The planning and control subsystem is responsible for translating high-level inputs—either direct operator commands in teleoperation mode or autonomous navigation goals from the planner—into smooth and precise vehicle motion. It ensures that the RC car follows desired trajectories, maintains speed constraints, and respects safety requirements in both operational modes.
In teleoperation mode, the operator provides continuous steering and throttle inputs via the user interface. These inputs are relayed to the offboard compute, where they are subject to basic safety checks. After passing these checks, the commands are forwarded to the car’s low-level control loops. The steering servo adjusts the front wheels’ angle in real time as the operator turns the virtual steering wheel, and the electronic speed controller modulates the motor’s power based on the operator’s throttle input. This direct, human-in-the-loop approach offers intuitive and responsive control, allowing the operator to negotiate tight parking maneuvers or adjust speed on the fly.
In autonomous mode, the system uses a local planner running on the offboard compute to generate short-range trajectories based on waypoints or goals provided by the operator. The local planner considers the car’s current position, track boundaries, and known obstacles. It outputs a series of reference poses and velocities that smoothly guide the car from its current location to the target. The control subsystem then executes these plans by continuously calculating the appropriate steering angles and throttle commands to follow the reference trajectory. The planner can also modify the trajectory in response to new sensor data, ensuring adaptability as environmental conditions change.
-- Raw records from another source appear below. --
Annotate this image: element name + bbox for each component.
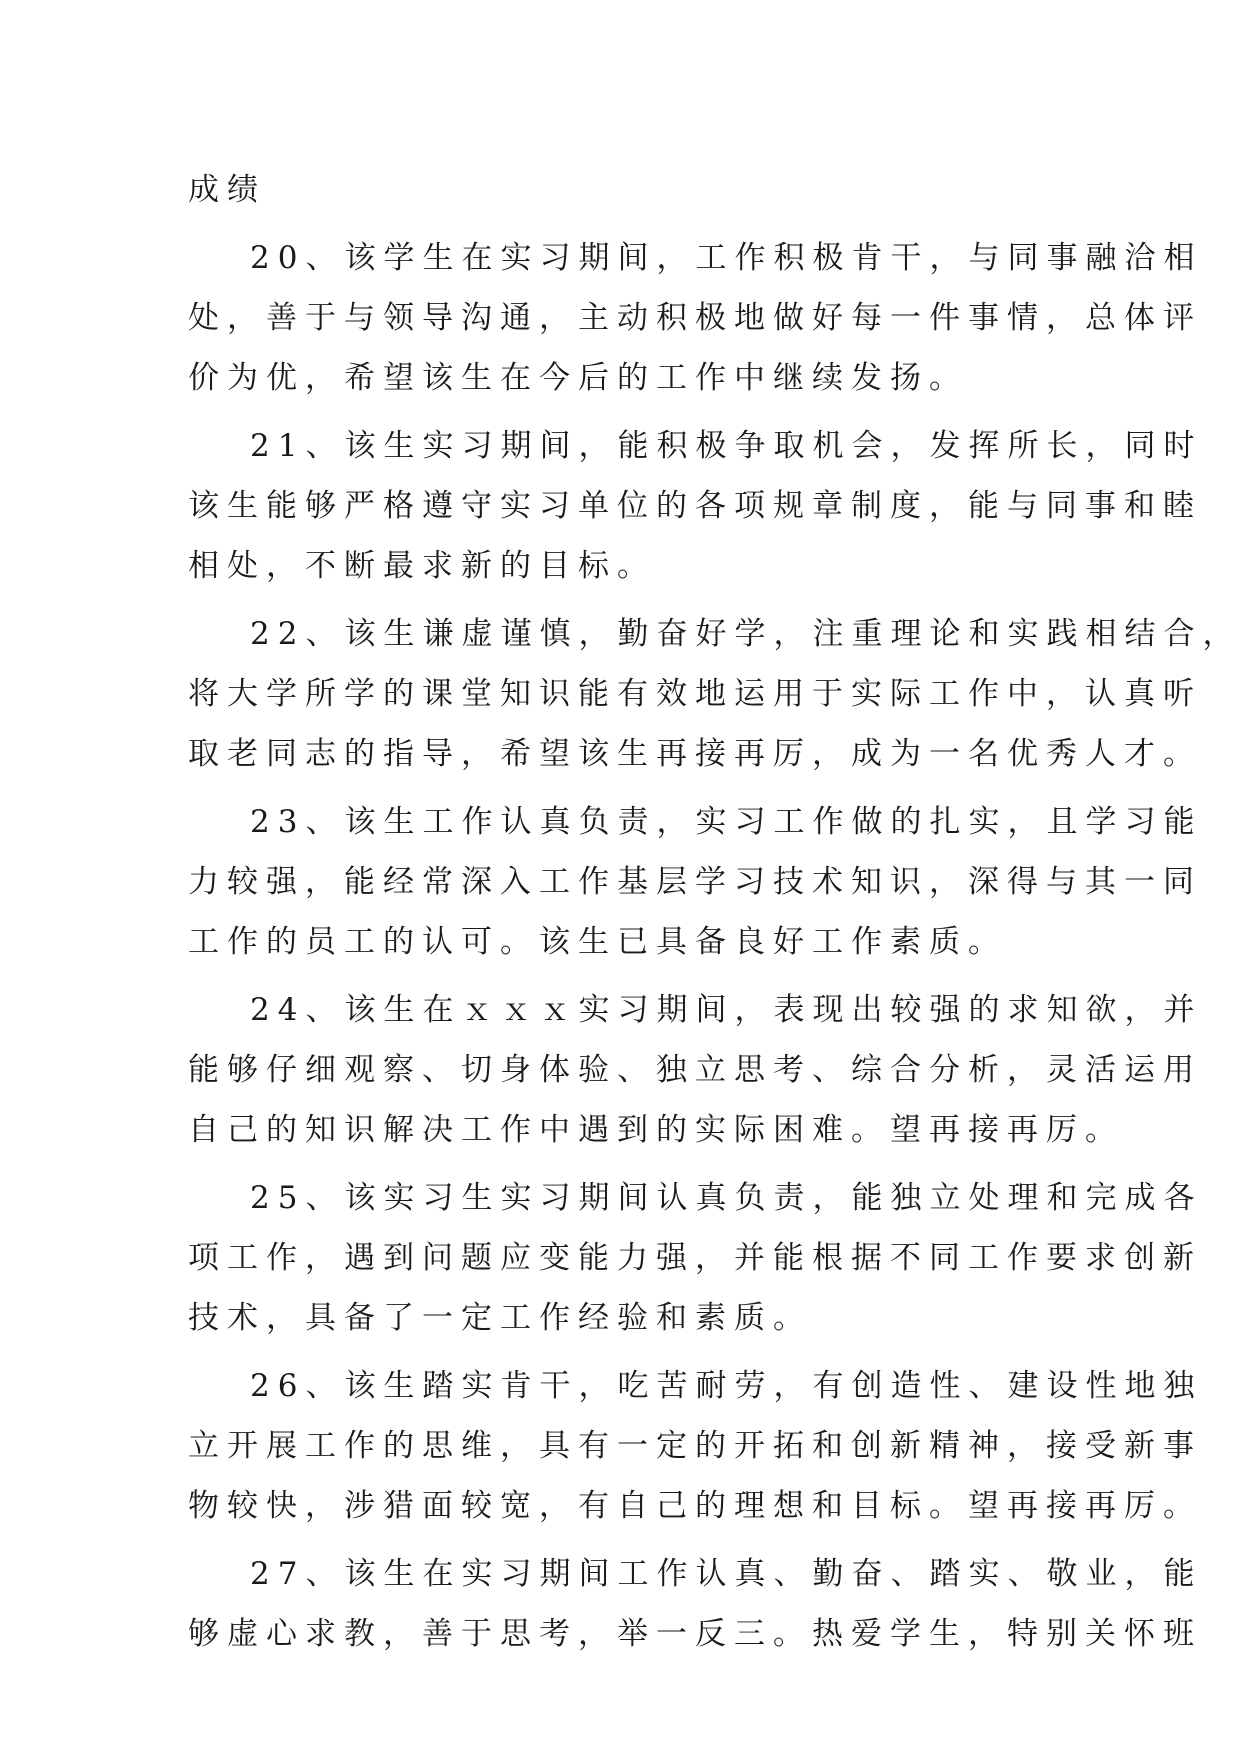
paragraph-25-line-2: 项工作，遇到问题应变能力强，并能根据不同工作要求创新 xyxy=(188,1240,1202,1276)
paragraph-21-line-2: 该生能够严格遵守实习单位的各项规章制度，能与同事和睦 xyxy=(188,488,1202,524)
paragraph-24-line-3: 自己的知识解决工作中遇到的实际困难。望再接再厉。 xyxy=(188,1112,1124,1148)
paragraph-25-line-3: 技术，具备了一定工作经验和素质。 xyxy=(188,1300,812,1336)
paragraph-26-line-3: 物较快，涉猎面较宽，有自己的理想和目标。望再接再厉。 xyxy=(188,1488,1202,1524)
paragraph-26-line-1: 26、该生踏实肯干，吃苦耐劳，有创造性、建设性地独 xyxy=(250,1368,1203,1404)
paragraph-20-line-3: 价为优，希望该生在今后的工作中继续发扬。 xyxy=(188,360,968,396)
paragraph-22-line-3: 取老同志的指导，希望该生再接再厉，成为一名优秀人才。 xyxy=(188,736,1202,772)
paragraph-23-line-1: 23、该生工作认真负责，实习工作做的扎实，且学习能 xyxy=(250,804,1203,840)
paragraph-27-line-1: 27、该生在实习期间工作认真、勤奋、踏实、敬业，能 xyxy=(250,1556,1203,1592)
paragraph-20-line-2: 处，善于与领导沟通，主动积极地做好每一件事情，总体评 xyxy=(188,300,1202,336)
body-text xyxy=(188,160,1241,1664)
paragraph-24-line-2: 能够仔细观察、切身体验、独立思考、综合分析，灵活运用 xyxy=(188,1052,1202,1088)
paragraph-21-line-1: 21、该生实习期间，能积极争取机会，发挥所长，同时 xyxy=(250,428,1203,464)
paragraph-23-line-3: 工作的员工的认可。该生已具备良好工作素质。 xyxy=(188,924,1007,960)
paragraph-22-line-2: 将大学所学的课堂知识能有效地运用于实际工作中，认真听 xyxy=(188,676,1202,712)
text-line: 成绩 xyxy=(188,172,266,208)
paragraph-22-line-1: 22、该生谦虚谨慎，勤奋好学，注重理论和实践相结合， xyxy=(250,616,1241,652)
paragraph-23-line-2: 力较强，能经常深入工作基层学习技术知识，深得与其一同 xyxy=(188,864,1202,900)
paragraph-24-line-1: 24、该生在ｘｘｘ实习期间，表现出较强的求知欲，并 xyxy=(250,992,1203,1028)
paragraph-26-line-2: 立开展工作的思维，具有一定的开拓和创新精神，接受新事 xyxy=(188,1428,1202,1464)
paragraph-21-line-3: 相处，不断最求新的目标。 xyxy=(188,548,656,584)
paragraph-25-line-1: 25、该实习生实习期间认真负责，能独立处理和完成各 xyxy=(250,1180,1203,1216)
paragraph-20-line-1: 20、该学生在实习期间，工作积极肯干，与同事融洽相 xyxy=(250,240,1203,276)
paragraph-27-line-2: 够虚心求教，善于思考，举一反三。热爱学生，特别关怀班 xyxy=(188,1616,1202,1652)
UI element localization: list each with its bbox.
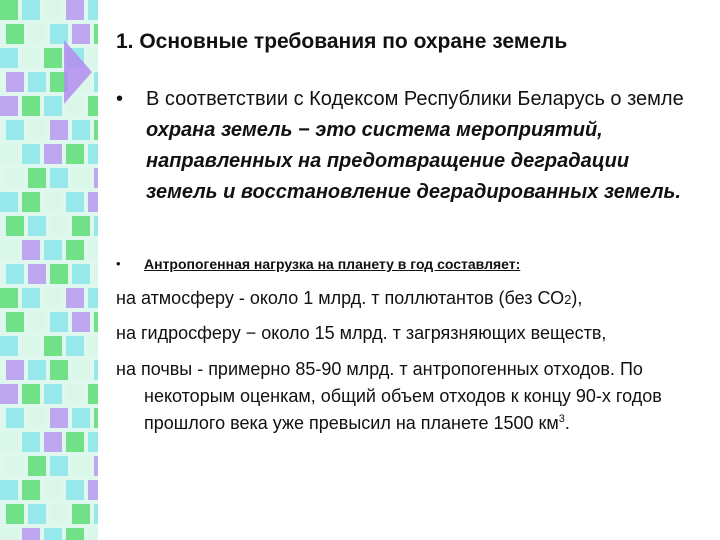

At all times—whether in teleoperation or autonomous mode—the subsystem incorporates proximity sensor feedback and perception-based obstacle detection to prevent unsafe actions. If the operator tries to drive into a wall or the autonomous planner inadvertently guides the car too close to an obstacle, the control subsystem can override the command, reducing speed to zero or adjusting steering angles to avoid collisions. These overrides ensure that the system never compromises on safety, even if upstream components present risky instructions.